Nesse ano de 2020, quando fomos tomados pelo sofrimento global da pandemia,
as palavras da beata Gabriela Sagheddu mostram-se iluminadas e atemporais,
sobretudo quando nos diz nessa mesma carta: “Quem ousará rebelar-se, se pensar
nas humilhações e sofrimentos do Deus-homem?”. Se fizermos um paralelo de nossa
vida esse ano com a vida da Sagrada Família, veremos que ela, que tem uma
dignidade infinitamente maior que a nossa, passou por tribulações muito maiores
que as deste ano. Tivemos de deixar de ir a festas e aniversários; a Sagrada
Família, na pessoa de São José, teve de viver o sofrimento de ver o seu
casamento possivelmente não concretizado, pois Maria ficara grávida antes do
casamento, o que era inadmissível perante a Lei. Tivemos nossa liberdade de ir
e vir cerceada; a Sagrada Família foi perseguida e teve de descer ao Egito.

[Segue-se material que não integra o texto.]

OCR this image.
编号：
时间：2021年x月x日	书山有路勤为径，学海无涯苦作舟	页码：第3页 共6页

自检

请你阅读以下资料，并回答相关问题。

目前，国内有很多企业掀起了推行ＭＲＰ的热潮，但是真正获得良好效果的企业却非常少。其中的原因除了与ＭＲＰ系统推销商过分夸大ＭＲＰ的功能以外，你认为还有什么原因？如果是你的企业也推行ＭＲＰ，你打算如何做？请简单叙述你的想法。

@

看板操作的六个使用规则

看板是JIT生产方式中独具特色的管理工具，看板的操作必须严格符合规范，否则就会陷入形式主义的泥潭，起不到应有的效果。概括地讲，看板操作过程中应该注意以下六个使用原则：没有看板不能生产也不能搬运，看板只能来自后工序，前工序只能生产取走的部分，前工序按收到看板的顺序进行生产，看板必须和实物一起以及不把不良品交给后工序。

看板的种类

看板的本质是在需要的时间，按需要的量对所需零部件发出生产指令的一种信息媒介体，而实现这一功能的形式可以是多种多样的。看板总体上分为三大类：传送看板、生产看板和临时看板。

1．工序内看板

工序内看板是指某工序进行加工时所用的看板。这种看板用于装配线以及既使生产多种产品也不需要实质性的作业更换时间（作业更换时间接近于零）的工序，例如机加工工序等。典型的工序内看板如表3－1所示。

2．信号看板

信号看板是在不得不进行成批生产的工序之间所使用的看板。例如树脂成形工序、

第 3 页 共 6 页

Tivemos de nos voltar para o comércio virtual e amargar o tempo de espera dos
correios; a Sagrada Família não teve condições de fazer um enxoval para acolher
o Menino-Deus. Tivemos de ver as visitas hospitalares limitadas a um
acompanhante nos momentos de parto; a Sagrada Família não teve hospital, não
teve berço, não teve obstetra, somente a manjedoura na qual os animais se
alimentavam. Desse modo, podemos ver que Jesus – sendo Deus – submeteu-se a um
rebaixamento tamanho que nem mesmo ao mais simples homem seria tolerável. Ora,
sendo Ele de natureza divina, tal rebaixamento é um escândalo ainda maior.
Olhando pela ótica da fé, podemos perceber como nosso fardo é abrandado por Deus, como somos amados e cuidados pelo Senhor, pois Ele trouxe para Si todos os sofrimentos da humanidade e nos deu a certeza de que se Ele permite passarmos por sofrimentos é porque, unidos a Ele, podemos tirar grande proveito e grande bem. A chegada ao Natal deste ano já nos mostra isso; independente do que aconteceu, o Natal será celebrado mais uma vez nesses mais 2.000 anos de caminhada da Igreja. Diz a beata Gabriela Sagheddu sobre as virtudes próprias do berço divino: “A doçura, a humildade e o amor”; tais virtudes ela desejou que sua mãe a recebesse nesta sublime data. Também nós tenhamos a disposição de receber tais virtudes para nos unirmos cada vez mais a Ele, que é o caminho, a verdade e a vida (cf. Jo 14,6).
Vitor Roberto Pugliesi Marques. Médico neurologista e neurofisiologista. Oblato beneditino do Mosteiro Nossa Senhora da Glória – Uberaba/MG.